O MEDIUM TELEVISIVO E A OPINIÃO PÚBLICA

.A AUSÊNCIA DE REALIDADE NA TEVÊ.

Na tevê não há realidade. Os acontecimentos são engolidos pelas técnicas de produção e reprodução televisiva de imagens. As imagens em um espaço organizado que possamos perceber não são dados. Elas se constroem devido ao jogo dos órgãos sensório-motores que entre a visão e o movimento (da efetividade) vão estabelecendo coordenadas que possibilitam situar e orientar objetos na realidade. Esta espécie de jogo neuro-social vai ocorrendo a partir das relações de produção social que vai criando os modos de existência, tanto de pessoas quanto de objetos, no movimento da efetividade. Já na tevê, estas imagens surgem destituídas deste jogo, inseridas como pontos já dados. Logo estas imagens são colocadas a partir da rotina da vida cotidiana como coisas óbvias e triviais que não passam pela análise de que são frutos de relações de produção sociais captadas pelo ser humano como estímulos físicos e químicos.

Desta forma, a tevê elabora uma maciça codificação das imagens.
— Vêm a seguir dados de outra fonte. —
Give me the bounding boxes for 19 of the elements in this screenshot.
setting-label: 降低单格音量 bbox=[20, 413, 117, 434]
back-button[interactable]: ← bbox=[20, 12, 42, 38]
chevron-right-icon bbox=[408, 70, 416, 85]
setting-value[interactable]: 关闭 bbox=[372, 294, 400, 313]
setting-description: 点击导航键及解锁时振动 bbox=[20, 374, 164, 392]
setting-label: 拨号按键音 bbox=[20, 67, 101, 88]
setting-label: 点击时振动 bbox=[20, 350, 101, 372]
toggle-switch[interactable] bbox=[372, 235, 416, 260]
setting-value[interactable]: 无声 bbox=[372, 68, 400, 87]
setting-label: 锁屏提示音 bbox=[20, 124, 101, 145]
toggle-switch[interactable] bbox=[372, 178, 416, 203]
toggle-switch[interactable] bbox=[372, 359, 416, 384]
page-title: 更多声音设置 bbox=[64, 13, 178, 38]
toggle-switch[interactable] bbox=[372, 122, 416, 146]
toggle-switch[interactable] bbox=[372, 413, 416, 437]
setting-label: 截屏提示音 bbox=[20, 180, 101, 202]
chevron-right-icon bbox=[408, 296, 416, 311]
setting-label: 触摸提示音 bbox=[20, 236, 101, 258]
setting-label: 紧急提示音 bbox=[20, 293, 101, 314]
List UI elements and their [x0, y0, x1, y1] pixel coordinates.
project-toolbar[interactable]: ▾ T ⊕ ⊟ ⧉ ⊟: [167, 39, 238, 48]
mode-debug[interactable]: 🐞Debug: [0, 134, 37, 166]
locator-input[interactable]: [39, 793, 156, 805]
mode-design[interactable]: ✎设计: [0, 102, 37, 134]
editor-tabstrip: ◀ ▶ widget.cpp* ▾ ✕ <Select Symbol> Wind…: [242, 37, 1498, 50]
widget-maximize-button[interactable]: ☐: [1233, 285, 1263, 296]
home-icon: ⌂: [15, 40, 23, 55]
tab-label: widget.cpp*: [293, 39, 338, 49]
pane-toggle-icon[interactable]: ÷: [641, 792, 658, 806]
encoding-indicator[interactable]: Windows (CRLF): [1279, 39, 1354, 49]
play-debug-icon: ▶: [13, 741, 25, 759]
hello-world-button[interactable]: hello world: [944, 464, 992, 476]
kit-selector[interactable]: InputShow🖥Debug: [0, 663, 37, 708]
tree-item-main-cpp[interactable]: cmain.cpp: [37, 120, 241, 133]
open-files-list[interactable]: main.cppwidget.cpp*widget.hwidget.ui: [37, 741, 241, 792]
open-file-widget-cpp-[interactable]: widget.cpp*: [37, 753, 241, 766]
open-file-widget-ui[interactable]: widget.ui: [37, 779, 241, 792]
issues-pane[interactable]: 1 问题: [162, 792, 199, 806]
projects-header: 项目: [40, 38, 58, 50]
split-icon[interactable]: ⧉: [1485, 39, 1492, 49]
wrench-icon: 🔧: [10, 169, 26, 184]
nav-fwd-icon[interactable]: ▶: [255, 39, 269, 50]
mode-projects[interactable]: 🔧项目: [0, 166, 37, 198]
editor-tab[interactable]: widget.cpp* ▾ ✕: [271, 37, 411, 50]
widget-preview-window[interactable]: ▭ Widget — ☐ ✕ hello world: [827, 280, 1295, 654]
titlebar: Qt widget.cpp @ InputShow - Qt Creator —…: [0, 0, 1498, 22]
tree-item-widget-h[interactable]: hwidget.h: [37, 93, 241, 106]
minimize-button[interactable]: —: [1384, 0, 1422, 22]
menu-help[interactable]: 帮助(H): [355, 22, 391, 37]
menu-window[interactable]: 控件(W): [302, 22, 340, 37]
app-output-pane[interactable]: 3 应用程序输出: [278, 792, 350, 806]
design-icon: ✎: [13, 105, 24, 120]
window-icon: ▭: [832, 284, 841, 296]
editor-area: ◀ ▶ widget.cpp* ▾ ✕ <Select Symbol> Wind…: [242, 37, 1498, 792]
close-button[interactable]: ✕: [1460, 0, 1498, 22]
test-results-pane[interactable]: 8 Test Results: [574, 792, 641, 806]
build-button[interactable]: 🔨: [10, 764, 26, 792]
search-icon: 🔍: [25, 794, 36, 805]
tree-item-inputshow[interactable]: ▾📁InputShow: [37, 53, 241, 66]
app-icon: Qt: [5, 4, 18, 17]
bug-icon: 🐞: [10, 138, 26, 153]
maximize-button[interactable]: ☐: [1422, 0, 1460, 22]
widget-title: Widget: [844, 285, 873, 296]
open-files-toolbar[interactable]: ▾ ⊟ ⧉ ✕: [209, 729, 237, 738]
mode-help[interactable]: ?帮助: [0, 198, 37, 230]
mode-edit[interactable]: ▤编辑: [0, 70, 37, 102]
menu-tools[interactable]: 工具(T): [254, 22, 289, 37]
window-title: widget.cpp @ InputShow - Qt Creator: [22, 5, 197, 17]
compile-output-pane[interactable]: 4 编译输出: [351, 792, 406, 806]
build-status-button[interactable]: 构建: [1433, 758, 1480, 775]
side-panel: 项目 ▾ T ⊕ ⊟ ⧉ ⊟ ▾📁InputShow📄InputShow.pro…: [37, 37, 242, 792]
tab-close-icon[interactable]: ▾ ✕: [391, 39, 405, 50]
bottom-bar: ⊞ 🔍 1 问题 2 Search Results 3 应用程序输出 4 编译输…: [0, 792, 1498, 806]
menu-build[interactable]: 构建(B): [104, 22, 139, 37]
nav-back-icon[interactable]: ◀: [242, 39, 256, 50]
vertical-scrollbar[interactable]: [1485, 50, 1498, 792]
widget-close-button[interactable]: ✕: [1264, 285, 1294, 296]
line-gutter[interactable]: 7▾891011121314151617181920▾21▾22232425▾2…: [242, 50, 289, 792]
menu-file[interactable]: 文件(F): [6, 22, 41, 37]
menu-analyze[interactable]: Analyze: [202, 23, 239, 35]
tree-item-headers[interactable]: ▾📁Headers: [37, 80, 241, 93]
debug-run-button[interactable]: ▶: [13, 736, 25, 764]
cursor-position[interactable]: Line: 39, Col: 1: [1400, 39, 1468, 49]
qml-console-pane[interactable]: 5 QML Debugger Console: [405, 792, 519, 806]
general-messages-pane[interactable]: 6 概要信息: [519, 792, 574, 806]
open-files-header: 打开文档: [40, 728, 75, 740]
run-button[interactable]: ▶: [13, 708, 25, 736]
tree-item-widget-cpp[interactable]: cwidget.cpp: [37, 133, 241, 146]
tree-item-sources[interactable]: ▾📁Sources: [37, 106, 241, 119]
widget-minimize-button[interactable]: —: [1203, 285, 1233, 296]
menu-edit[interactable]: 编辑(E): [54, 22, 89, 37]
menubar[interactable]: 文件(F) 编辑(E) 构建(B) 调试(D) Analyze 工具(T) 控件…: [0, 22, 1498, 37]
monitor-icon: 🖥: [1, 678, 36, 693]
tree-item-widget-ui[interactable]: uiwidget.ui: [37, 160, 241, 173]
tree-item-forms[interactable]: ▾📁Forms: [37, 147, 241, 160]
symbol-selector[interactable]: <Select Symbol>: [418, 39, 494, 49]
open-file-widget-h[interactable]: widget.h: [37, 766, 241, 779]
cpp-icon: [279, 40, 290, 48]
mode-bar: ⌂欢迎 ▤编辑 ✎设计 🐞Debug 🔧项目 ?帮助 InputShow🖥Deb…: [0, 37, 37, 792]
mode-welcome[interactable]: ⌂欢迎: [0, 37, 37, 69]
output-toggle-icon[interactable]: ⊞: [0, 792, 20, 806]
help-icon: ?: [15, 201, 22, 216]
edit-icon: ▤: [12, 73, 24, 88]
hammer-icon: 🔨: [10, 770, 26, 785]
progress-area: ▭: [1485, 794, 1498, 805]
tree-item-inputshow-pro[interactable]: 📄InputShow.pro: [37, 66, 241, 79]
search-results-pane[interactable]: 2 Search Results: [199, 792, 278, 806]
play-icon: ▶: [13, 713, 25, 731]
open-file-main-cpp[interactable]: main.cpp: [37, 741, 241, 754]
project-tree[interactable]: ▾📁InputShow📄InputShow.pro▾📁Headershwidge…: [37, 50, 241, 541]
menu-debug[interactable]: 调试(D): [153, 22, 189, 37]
Na tevê, as imagens não são produzidas, mas dadas em outro campo que já não é o campo da produção social que afeta as pessoas, trata-se antes de imagens destituídas de realidade, porque já não se encontram ao alcance de quem a produz e de quem as olha individualmente e se apropria delas. Elas são manipuladas, montadas, redirecionadas e organizadas para se adaptarem à ordem televisiva. Trata-se agora do que Paul Virilio chama de télescopagem, um choque entre o que é próximo e o que é distante, uma visão que não alcança a imagem que por mais que se estabeleça próxima, apresenta a distância como sua marca principal.

Ocorre, assim, uma “erosão do principio de realidade”. A tevê não trata da realidade. Nem poderia, uma vez que os acontecimentos ocorrem, se transformam e desaparecem no movimento da efetividade. O que a tevê captura é um efeito paralisado do real, que impõe ao tele-espectador como notícia destituída de suas causas. Daí compreender que a então chamada espetacularização exercida pela mídia (aqui principalmente a televisiva) está menos vinculada às questões de uma programação controlada pela força da lógica do mercado do que por uma estrutura midiática distante da efetividade; o que faz de sua programação um espetáculo em razão da realidade ser apresentada de forma mítica e mística: destituída das relações de produção social e pautadas na desrazão.

Na tevê, deve-se, ao máximo, liquidar a realidade e expropriar qualquer referência das relações sócias de produção com as suas imagens e sons. Ela estabelece uma amnésia topográfica (Paul Virilio): o lugar aonde os objetos, as relações entre as pessoas e a relação das pessoas com os objetos que vão produzindo imagens e referências, é esquecido; este é suplantado pelas imagens e sons distantes da tevê. Contudo, uma vez que a ordem da tevê é determinar uma presença de efeitos do real distante das causas na efetividade, a “realidade” televisiva ocorre quanto mais afastada estiver do movimento do real.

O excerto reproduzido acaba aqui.